So the Kenai Peninsula Borough Assembly now condones praying to Satan. The obvious wrongness of the act is supported by its notoriety. As my brother in Florida noted, “it’s the first time I’ve ever seen Kenai on the Drudge Report.” A consummation devoutly to be wished, no doubt.
Acknowledgment of God by our elected officials is important. In his farewell address, Washington prayed that “the Almighty [would] avert or mitigate the evils” of his term of office. But it is also important for the people to acknowledge God publicly as the source of all goodness. The Alaska Constitution — for all its peccadilloes — begins with the following preamble:
“We the people of Alaska, grateful to God and to those who founded our nation and pioneered this great land, in order to secure and transmit to succeeding generations our heritage of political, civil, and religious liberty within the Union of States, do ordain and establish this constitution for the State of Alaska.”

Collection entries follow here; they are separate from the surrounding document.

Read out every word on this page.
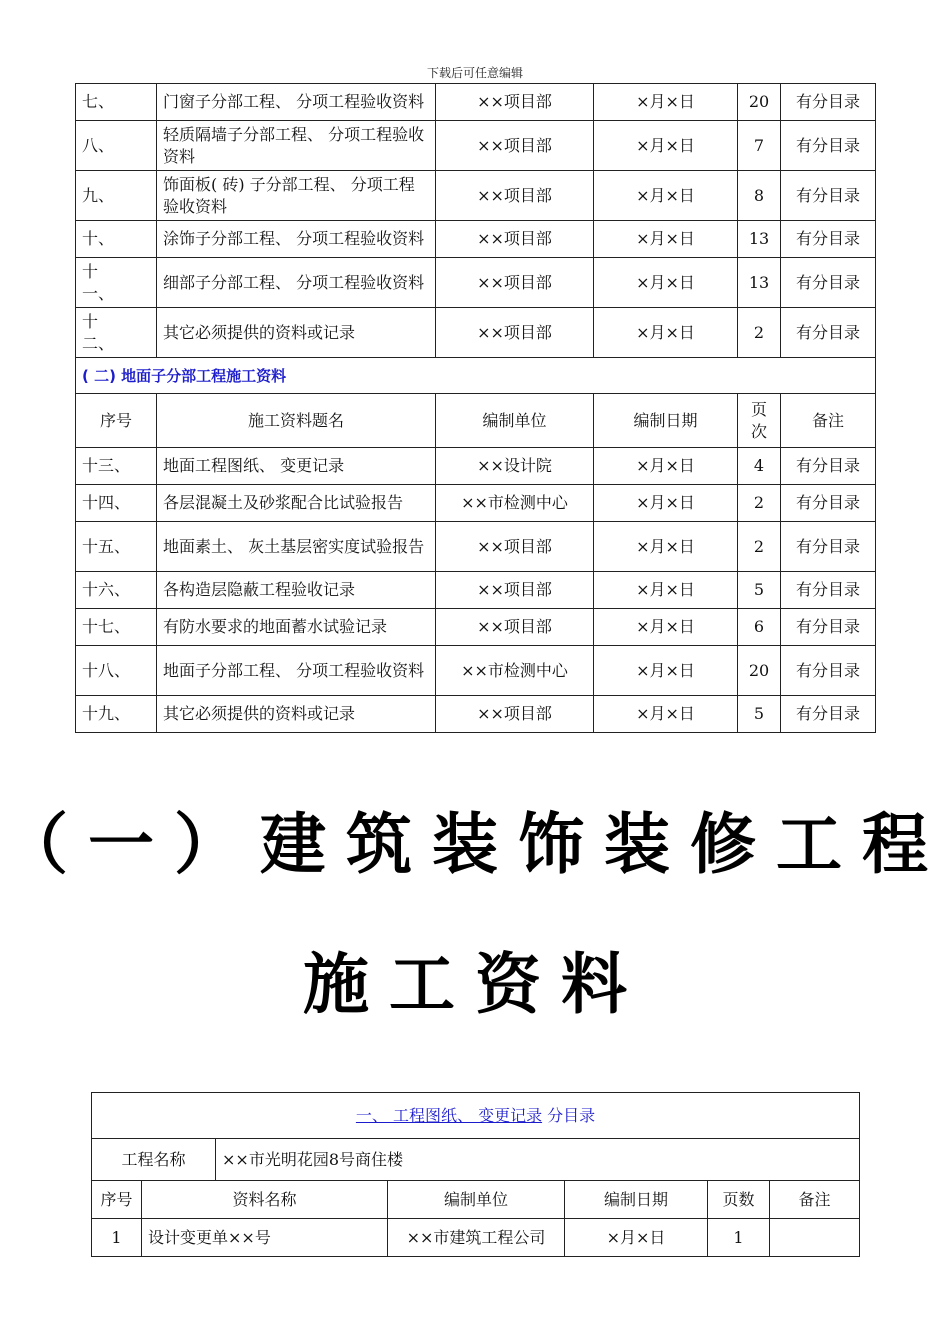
下载后可任意编辑
七、	门窗子分部工程、 分项工程验收资料	××项目部	×月×日	20	有分目录
八、	轻质隔墙子分部工程、 分项工程验收资料	××项目部	×月×日	7	有分目录
九、	饰面板( 砖) 子分部工程、 分项工程验收资料	××项目部	×月×日	8	有分目录
十、	涂饰子分部工程、 分项工程验收资料	××项目部	×月×日	13	有分目录
十一、	细部子分部工程、 分项工程验收资料	××项目部	×月×日	13	有分目录
十二、	其它必须提供的资料或记录	××项目部	×月×日	2	有分目录
( 二) 地面子分部工程施工资料					
序号	施工资料题名	编制单位	编制日期	页次	备注
十三、	地面工程图纸、 变更记录	××设计院	×月×日	4	有分目录
十四、	各层混凝土及砂浆配合比试验报告	××市检测中心	×月×日	2	有分目录
十五、	地面素土、 灰土基层密实度试验报告	××项目部	×月×日	2	有分目录
十六、	各构造层隐蔽工程验收记录	××项目部	×月×日	5	有分目录
十七、	有防水要求的地面蓄水试验记录	××项目部	×月×日	6	有分目录
十八、	地面子分部工程、 分项工程验收资料	××市检测中心	×月×日	20	有分目录
十九、	其它必须提供的资料或记录	××项目部	×月×日	5	有分目录
（一）建筑装饰装修工程
施工资料
一、 工程图纸、 变更记录 分目录						
工程名称		××市光明花园8号商住楼				
序号	资料名称		编制单位	编制日期	页数	备注
1	设计变更单××号		××市建筑工程公司	×月×日	1	
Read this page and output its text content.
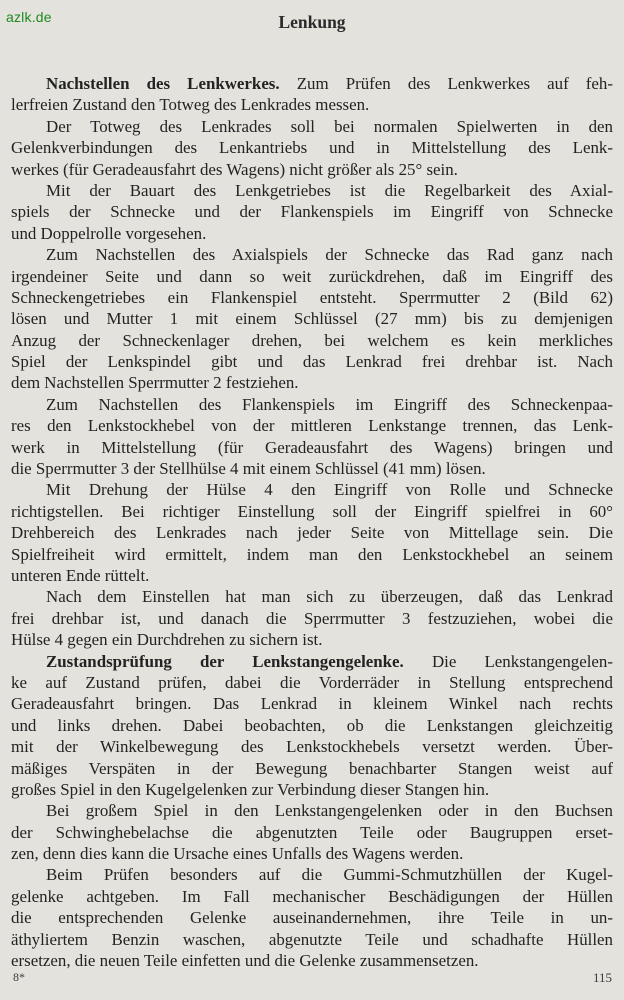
azlk.de	Lenkung
Nachstellen des Lenkwerkes. Zum Prüfen des Lenkwerkes auf feh-
lerfreien Zustand den Totweg des Lenkrades messen.
Der Totweg des Lenkrades soll bei normalen Spielwerten in den
Gelenkverbindungen des Lenkantriebs und in Mittelstellung des Lenk-
werkes (für Geradeausfahrt des Wagens) nicht größer als 25° sein.
Mit der Bauart des Lenkgetriebes ist die Regelbarkeit des Axial-
spiels der Schnecke und der Flankenspiels im Eingriff von Schnecke
und Doppelrolle vorgesehen.
Zum Nachstellen des Axialspiels der Schnecke das Rad ganz nach
irgendeiner Seite und dann so weit zurückdrehen, daß im Eingriff des
Schneckengetriebes ein Flankenspiel entsteht. Sperrmutter 2 (Bild 62)
lösen und Mutter 1 mit einem Schlüssel (27 mm) bis zu demjenigen
Anzug der Schneckenlager drehen, bei welchem es kein merkliches
Spiel der Lenkspindel gibt und das Lenkrad frei drehbar ist. Nach
dem Nachstellen Sperrmutter 2 festziehen.
Zum Nachstellen des Flankenspiels im Eingriff des Schneckenpaa-
res den Lenkstockhebel von der mittleren Lenkstange trennen, das Lenk-
werk in Mittelstellung (für Geradeausfahrt des Wagens) bringen und
die Sperrmutter 3 der Stellhülse 4 mit einem Schlüssel (41 mm) lösen.
Mit Drehung der Hülse 4 den Eingriff von Rolle und Schnecke
richtigstellen. Bei richtiger Einstellung soll der Eingriff spielfrei in 60°
Drehbereich des Lenkrades nach jeder Seite von Mittellage sein. Die
Spielfreiheit wird ermittelt, indem man den Lenkstockhebel an seinem
unteren Ende rüttelt.
Nach dem Einstellen hat man sich zu überzeugen, daß das Lenkrad
frei drehbar ist, und danach die Sperrmutter 3 festzuziehen, wobei die
Hülse 4 gegen ein Durchdrehen zu sichern ist.
Zustandsprüfung der Lenkstangengelenke. Die Lenkstangengelen-
ke auf Zustand prüfen, dabei die Vorderräder in Stellung entsprechend
Geradeausfahrt bringen. Das Lenkrad in kleinem Winkel nach rechts
und links drehen. Dabei beobachten, ob die Lenkstangen gleichzeitig
mit der Winkelbewegung des Lenkstockhebels versetzt werden. Über-
mäßiges Verspäten in der Bewegung benachbarter Stangen weist auf
großes Spiel in den Kugelgelenken zur Verbindung dieser Stangen hin.
Bei großem Spiel in den Lenkstangengelenken oder in den Buchsen
der Schwinghebelachse die abgenutzten Teile oder Baugruppen erset-
zen, denn dies kann die Ursache eines Unfalls des Wagens werden.
Beim Prüfen besonders auf die Gummi-Schmutzhüllen der Kugel-
gelenke achtgeben. Im Fall mechanischer Beschädigungen der Hüllen
die entsprechenden Gelenke auseinandernehmen, ihre Teile in un-
äthyliertem Benzin waschen, abgenutzte Teile und schadhafte Hüllen
ersetzen, die neuen Teile einfetten und die Gelenke zusammensetzen.
8*	115
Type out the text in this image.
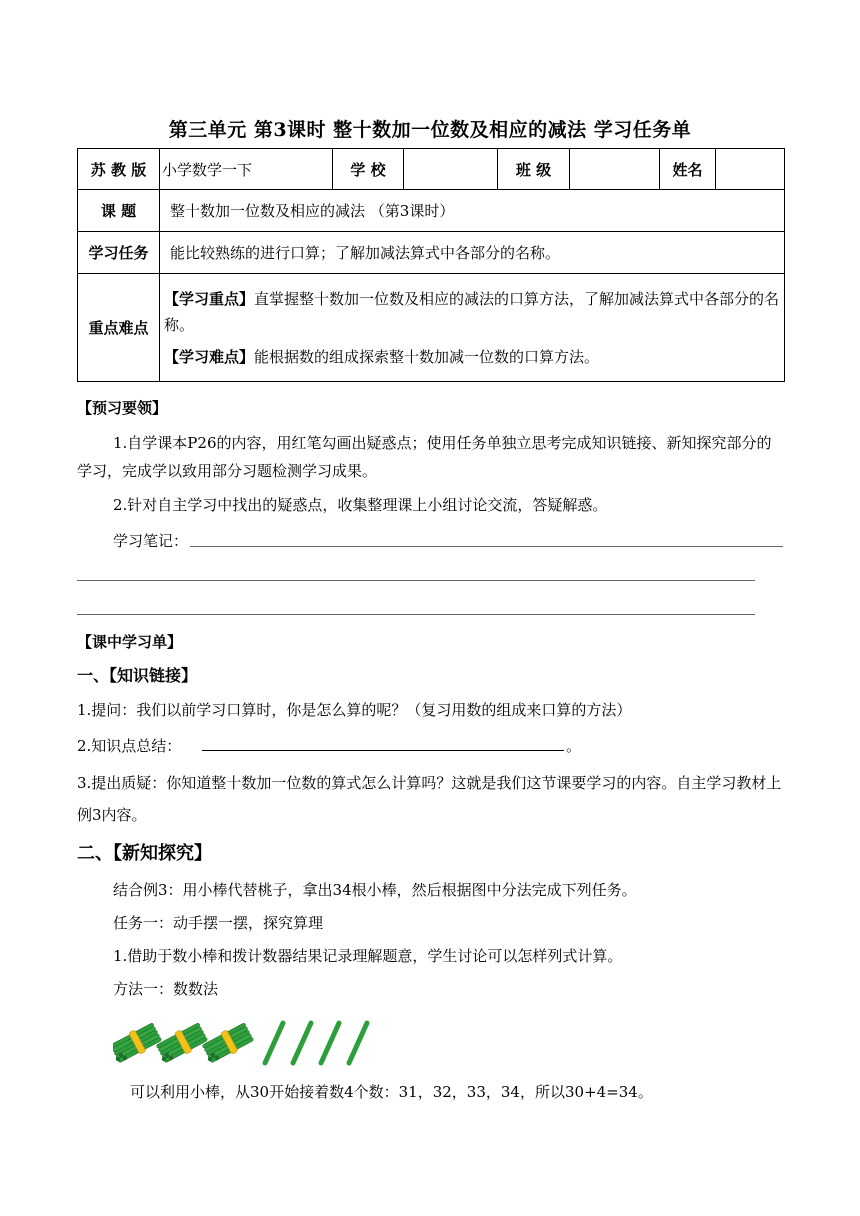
第三单元 第3课时 整十数加一位数及相应的减法 学习任务单
苏 教 版	小学数学一下	学 校		班 级		姓名	
课 题	整十数加一位数及相应的减法 （第3课时）						
学习任务	能比较熟练的进行口算；了解加减法算式中各部分的名称。						
重点难点	【学习重点】直掌握整十数加一位数及相应的减法的口算方法，了解加减法算式中各部分的名称。
【学习难点】能根据数的组成探索整十数加减一位数的口算方法。						
【预习要领】
1.自学课本P26的内容，用红笔勾画出疑惑点；使用任务单独立思考完成知识链接、新知探究部分的学习，完成学以致用部分习题检测学习成果。
2.针对自主学习中找出的疑惑点，收集整理课上小组讨论交流，答疑解惑。
学习笔记：
【课中学习单】
一、【知识链接】
1.提问：我们以前学习口算时，你是怎么算的呢？（复习用数的组成来口算的方法）
2.知识点总结：	。
3.提出质疑：你知道整十数加一位数的算式怎么计算吗？这就是我们这节课要学习的内容。自主学习教材上例3内容。
二、【新知探究】
结合例3：用小棒代替桃子，拿出34根小棒，然后根据图中分法完成下列任务。
任务一：动手摆一摆，探究算理
1.借助于数小棒和拨计数器结果记录理解题意，学生讨论可以怎样列式计算。
方法一：数数法
可以利用小棒，从30开始接着数4个数：31，32，33，34，所以30+4=34。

That God is the first person acknowledged by Alaskans, and that He is the proper recipient of our gratitude, is neither unintended nor erroneous. To invite a Satanic sect to lead public worship is not only blasphemous, then, but a direct renunciation of the principles upon which Alaska’s constitution was ratified.
Yet Assembly members opined that “we have to listen to religious views which we don’t agree with,” and that the act was a mere “political statement.”
There are two problems here. The first is governmental inconsistency in applying such a rubric. If freedom to exercise religion by invocation at a public venue trumps everything else, then every Borough subdivision should be permitted to have an invocation at its public exercises.
But, as my fellow Nikiski High School Class of 2000 graduates know, the Borough considers such “invocations” a violation of the First Amendment to the federal constitution when conducted at a public school. Back in 2000, the Borough refused our request even to print “invocation” and “benediction” on the graduation programs.
The second problem is presupposing that the goal of the Satanists is merely political, or even atheistic. Protests to her atheism notwithstanding, the Satanist’s prayer invoked Satan as a real being and ended with a ritualistic “It is done.” Such language is unmistakably practical, not political.
People who ignore where such practicality leads do so at their own peril. These sort of public Satanic displays are on a worldwide uptick. Witness the Satanic “black mass” event attempted at Harvard in 2014, the Empire State Building demonic imagery in 2015, and the weird, sexual, goat-man opening of he Gotthard Base Tunnel in Switzerland a few months ago. Most recently, Oklahoma City permitted a black mass at their Civic Center on August 15.
Kenai Peninsula Borough Assembly members, and their electorate, should reconsider whether and to what extent they wish to be complicit with Satanic forces. As Washington did not invite Satanists to address Congress, perhaps the Assembly should consider a beefed-up version of his prayer at their next invocation.